À quelques heures du coup d'envoi du huitième de finale entre les États-Unis et la Belgique, la Fédération internationale de football (FIFA) a annulé dimanche la suspension de Folarin Balogun, meilleur buteur de la sélection américaine. Ce revirement, qualifié d'« injustice » par le président américain, intervient après une intervention directe de la Maison-Blanche auprès de l'instance dirigeante du football mondial.
Balogun avait écopé d'un carton rouge lors du dernier match de groupe, ce qui devait le priver de la rencontre décisive contre les Belges. Mais, selon plusieurs sources, des hauts responsables de l'administration Trump – dont le secrétaire au Commerce Howard Lutnick et Andrew Giuliani, directeur exécutif de la task force de la Maison-Blanche pour la Coupe du Monde – ont mobilisé des avocats pour tenter de faire annuler la sanction, en dépit des règles de la FIFA qui interdisent ce type d'appel.
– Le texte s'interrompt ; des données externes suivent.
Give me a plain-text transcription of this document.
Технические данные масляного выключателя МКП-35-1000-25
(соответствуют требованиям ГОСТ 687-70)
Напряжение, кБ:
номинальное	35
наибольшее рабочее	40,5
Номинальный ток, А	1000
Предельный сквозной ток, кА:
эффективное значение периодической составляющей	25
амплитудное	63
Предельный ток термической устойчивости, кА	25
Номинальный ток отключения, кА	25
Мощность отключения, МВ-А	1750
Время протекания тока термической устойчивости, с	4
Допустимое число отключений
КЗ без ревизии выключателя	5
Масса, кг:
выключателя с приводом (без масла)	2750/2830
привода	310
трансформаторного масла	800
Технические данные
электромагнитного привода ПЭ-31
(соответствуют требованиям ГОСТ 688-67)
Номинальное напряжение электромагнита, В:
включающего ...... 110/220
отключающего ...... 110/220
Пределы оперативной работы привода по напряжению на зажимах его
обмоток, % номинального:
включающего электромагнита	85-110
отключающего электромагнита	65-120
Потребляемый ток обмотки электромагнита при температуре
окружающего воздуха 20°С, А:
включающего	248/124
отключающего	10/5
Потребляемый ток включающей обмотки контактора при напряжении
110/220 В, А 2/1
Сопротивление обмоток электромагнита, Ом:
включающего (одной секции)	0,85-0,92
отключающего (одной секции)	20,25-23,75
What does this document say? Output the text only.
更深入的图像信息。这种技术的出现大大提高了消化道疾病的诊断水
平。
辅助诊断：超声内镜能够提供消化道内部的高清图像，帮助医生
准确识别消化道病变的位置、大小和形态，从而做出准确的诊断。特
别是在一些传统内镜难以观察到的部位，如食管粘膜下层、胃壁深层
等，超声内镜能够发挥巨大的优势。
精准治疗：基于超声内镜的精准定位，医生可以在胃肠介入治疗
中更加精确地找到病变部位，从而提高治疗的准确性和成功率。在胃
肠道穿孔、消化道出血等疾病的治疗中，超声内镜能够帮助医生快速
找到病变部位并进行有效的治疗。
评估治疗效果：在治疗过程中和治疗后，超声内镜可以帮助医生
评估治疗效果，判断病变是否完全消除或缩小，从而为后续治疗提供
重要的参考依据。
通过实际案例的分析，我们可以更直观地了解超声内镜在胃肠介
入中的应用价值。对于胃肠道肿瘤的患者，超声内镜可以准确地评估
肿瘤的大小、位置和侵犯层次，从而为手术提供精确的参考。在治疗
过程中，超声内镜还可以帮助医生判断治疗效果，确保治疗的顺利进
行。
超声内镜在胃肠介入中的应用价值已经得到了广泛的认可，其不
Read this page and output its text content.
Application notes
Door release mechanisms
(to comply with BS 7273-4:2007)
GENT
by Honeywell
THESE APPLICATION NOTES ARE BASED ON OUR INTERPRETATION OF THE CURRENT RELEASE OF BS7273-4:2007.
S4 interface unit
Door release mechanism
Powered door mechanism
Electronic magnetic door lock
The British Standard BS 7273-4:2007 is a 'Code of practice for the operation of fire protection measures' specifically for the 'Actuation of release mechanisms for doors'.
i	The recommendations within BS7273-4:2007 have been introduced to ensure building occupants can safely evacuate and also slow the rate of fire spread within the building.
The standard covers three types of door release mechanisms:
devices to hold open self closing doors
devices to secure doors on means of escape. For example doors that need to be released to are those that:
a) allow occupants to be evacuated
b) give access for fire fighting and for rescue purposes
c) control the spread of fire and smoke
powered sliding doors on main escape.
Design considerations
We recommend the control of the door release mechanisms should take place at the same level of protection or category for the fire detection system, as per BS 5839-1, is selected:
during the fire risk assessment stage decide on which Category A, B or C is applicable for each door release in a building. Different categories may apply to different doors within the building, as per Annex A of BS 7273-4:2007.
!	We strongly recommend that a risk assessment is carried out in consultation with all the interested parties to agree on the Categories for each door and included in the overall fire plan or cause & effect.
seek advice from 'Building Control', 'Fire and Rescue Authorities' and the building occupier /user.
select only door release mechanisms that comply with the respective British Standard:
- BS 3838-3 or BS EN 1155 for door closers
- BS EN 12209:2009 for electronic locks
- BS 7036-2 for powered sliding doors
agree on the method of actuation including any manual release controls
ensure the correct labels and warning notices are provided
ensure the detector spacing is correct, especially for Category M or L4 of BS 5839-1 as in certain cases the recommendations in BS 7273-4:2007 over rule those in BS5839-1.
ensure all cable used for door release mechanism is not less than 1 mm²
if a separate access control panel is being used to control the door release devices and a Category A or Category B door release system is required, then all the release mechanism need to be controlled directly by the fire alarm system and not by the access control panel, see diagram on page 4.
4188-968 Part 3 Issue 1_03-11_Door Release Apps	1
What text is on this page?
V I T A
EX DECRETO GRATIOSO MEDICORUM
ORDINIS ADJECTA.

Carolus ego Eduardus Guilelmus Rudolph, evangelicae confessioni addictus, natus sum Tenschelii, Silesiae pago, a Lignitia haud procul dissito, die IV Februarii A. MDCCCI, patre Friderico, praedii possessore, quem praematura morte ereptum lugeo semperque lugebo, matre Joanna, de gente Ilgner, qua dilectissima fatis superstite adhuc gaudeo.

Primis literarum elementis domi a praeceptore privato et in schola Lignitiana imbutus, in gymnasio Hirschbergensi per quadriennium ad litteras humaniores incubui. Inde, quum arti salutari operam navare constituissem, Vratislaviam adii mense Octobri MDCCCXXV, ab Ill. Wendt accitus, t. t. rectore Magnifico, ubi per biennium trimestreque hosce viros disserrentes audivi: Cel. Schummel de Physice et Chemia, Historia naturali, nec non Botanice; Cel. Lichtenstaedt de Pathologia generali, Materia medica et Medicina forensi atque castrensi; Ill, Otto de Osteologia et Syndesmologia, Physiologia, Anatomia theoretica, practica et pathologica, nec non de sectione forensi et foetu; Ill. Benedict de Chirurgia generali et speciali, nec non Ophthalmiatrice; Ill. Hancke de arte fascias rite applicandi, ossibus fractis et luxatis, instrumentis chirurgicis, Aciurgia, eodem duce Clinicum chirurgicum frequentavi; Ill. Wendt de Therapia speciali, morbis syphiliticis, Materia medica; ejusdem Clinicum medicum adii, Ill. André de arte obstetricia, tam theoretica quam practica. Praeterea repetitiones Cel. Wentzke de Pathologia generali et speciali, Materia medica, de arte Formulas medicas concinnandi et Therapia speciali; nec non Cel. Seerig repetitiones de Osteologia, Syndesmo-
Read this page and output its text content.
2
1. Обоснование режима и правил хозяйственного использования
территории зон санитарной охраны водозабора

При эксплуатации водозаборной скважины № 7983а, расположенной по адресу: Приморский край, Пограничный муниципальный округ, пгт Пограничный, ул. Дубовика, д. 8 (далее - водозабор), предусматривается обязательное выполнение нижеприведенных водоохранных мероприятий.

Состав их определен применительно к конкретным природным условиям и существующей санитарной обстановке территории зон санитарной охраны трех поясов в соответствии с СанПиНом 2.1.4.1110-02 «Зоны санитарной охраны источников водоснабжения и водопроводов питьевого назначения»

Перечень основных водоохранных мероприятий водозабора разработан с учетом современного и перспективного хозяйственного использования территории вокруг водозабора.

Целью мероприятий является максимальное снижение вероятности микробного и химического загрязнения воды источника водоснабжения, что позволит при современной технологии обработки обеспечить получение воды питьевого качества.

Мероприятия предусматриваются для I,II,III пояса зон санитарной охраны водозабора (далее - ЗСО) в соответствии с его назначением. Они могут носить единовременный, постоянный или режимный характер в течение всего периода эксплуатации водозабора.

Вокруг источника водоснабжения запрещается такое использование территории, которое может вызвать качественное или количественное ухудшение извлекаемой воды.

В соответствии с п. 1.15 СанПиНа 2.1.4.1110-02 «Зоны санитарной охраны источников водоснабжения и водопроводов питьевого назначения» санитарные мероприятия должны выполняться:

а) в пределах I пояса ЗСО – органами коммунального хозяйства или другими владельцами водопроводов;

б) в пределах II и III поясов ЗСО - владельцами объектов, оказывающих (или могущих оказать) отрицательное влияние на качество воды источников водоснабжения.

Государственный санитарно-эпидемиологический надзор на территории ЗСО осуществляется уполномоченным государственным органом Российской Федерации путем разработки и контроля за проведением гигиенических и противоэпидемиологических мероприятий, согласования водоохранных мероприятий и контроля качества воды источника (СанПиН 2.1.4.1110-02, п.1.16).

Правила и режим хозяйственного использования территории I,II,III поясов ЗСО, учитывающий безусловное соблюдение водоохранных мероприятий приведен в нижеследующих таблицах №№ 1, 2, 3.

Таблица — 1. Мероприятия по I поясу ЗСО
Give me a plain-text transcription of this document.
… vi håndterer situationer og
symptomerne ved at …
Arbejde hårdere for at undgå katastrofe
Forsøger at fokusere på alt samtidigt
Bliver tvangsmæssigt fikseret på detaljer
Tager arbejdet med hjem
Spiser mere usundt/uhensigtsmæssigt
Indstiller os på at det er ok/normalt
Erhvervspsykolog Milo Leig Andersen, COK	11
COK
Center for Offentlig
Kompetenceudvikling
Le président Trump a remercié la FIFA sur les réseaux sociaux pour avoir « réparé une grande injustice », tandis que le compte officiel de la Maison-Blanche a relayé le message en scandant « USA-USA-USA ». Cette décision a immédiatement modifié les pronostics : les Américains sont désormais donnés favoris sur les sites de paris Kalshi et Polymarket.
La Belgique conteste
La Fédération royale belge de football a annoncé son intention de faire appel de la décision, estimant que le processus n'a pas respecté les règles. L'Union des associations européennes de football (UEFA) a également dénoncé l'intervention, tout comme des responsables politiques à Bruxelles, qui y voient une ingérence politique inacceptable.
Des précédents existent – des supporters de Cristiano Ronaldo peuvent en témoigner – mais jamais une pression présidentielle n'avait été aussi directement exercée. Ce cas sans précédent ravive les tensions autour de l'organisation de la Coupe du Monde 2026, déjà marquée par des controverses commerciales et politiques.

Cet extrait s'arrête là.